Op-Ed: Pennsylvania Lawmakers Aim to Keep Tom Wolf at Bay

Originally published in The Wall Street Journal.

After a long pandemic year, many state legislatures are looking to limit or end the emergency powers given to governors at the beginning of the crisis. Reports of undercounting of Covid-19 deaths in New York nursing homes led Democratic lawmakers in Albany last month to strip Gov. Andrew Cuomo of emergency powers they had handed him last year. In Pennsylvania, the Republican-controlled legislature, known as the General Assembly, aims to go further and ensure that no Keystone State governor can again grant himself indefinite emergency powers.

On March 6, 2020, Pennsylvania’s Democratic Gov.
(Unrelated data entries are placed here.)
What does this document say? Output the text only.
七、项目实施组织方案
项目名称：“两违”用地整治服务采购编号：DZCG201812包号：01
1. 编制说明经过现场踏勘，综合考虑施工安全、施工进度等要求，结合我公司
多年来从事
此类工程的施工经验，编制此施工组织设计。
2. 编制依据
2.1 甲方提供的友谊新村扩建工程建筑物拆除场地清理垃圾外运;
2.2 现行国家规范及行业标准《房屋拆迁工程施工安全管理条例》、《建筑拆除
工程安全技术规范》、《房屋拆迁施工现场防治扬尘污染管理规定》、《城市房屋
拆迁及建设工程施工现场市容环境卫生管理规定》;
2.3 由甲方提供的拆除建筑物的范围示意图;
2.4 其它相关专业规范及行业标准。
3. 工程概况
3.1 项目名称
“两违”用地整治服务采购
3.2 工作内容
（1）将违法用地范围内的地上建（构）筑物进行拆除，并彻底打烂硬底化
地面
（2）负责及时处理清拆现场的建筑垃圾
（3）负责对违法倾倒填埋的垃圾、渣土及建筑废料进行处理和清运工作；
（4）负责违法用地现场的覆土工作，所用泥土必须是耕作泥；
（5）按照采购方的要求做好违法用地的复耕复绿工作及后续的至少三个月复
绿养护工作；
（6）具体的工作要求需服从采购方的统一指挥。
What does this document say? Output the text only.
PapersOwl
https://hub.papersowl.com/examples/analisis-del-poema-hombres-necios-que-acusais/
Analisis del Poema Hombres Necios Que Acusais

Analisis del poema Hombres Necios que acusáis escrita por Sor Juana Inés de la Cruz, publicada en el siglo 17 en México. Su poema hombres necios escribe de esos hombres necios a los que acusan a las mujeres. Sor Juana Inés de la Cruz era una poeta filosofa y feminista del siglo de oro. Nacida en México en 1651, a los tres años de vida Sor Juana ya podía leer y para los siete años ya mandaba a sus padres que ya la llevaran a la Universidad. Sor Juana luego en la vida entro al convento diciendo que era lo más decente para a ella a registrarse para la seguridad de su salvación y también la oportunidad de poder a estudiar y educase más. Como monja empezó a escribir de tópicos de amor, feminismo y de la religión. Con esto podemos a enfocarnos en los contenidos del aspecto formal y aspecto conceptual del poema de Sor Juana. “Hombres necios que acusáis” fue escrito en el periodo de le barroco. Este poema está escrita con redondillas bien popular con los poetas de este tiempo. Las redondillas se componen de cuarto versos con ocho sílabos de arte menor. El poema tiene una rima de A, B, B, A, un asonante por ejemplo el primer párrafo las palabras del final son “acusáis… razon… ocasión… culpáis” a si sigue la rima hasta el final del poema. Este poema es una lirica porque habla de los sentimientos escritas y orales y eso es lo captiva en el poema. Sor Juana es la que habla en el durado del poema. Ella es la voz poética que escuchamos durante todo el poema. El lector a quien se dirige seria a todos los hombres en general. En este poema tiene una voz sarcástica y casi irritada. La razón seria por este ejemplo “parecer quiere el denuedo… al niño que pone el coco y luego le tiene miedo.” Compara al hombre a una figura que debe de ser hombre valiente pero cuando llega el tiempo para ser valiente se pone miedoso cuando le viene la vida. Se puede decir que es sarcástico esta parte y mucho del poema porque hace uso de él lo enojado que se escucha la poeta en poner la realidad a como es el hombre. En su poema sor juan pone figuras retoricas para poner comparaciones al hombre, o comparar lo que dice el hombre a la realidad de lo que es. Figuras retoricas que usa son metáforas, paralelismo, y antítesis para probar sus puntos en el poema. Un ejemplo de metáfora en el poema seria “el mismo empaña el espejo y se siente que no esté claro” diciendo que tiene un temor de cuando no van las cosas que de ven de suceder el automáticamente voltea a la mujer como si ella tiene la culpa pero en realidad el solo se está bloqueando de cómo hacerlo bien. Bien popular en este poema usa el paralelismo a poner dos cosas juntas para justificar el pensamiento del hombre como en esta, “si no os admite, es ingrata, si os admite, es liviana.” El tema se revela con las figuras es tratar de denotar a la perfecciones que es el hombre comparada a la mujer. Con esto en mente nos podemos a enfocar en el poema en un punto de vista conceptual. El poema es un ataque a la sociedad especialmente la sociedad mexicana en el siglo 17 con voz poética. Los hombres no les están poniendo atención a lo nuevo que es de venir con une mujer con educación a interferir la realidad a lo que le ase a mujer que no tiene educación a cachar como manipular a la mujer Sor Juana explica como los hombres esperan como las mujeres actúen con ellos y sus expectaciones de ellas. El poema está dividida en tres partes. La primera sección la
Tom Wolf declared a 90-day state of emergency, which under state law gave him extraordinary powers to shut down schools and force closed all “non-life-sustaining” businesses. The goal in Pennsylvania was the same as in the rest of the country: to “flatten the curve,” buying time for the state’s hospitals and health infrastructure to prepare for the inevitable onrush of Covid cases.

 

During the initial 90 days, the Legislature sent Mr. Wolf seven bills tailored to reopen certain businesses safely and establish consistent Covid-19 mitigation standards. He vetoed them all. Last summer, the Pennsylvania Supreme Court, which is dominated 5-2 by Democrats, sided with the governor and allowed him to veto the Legislature’s attempt to rescind his special powers and claw back control over emergency disaster declarations. Mr. Wolf has renewed his initial emergency declaration four times, most recently on Feb. 19.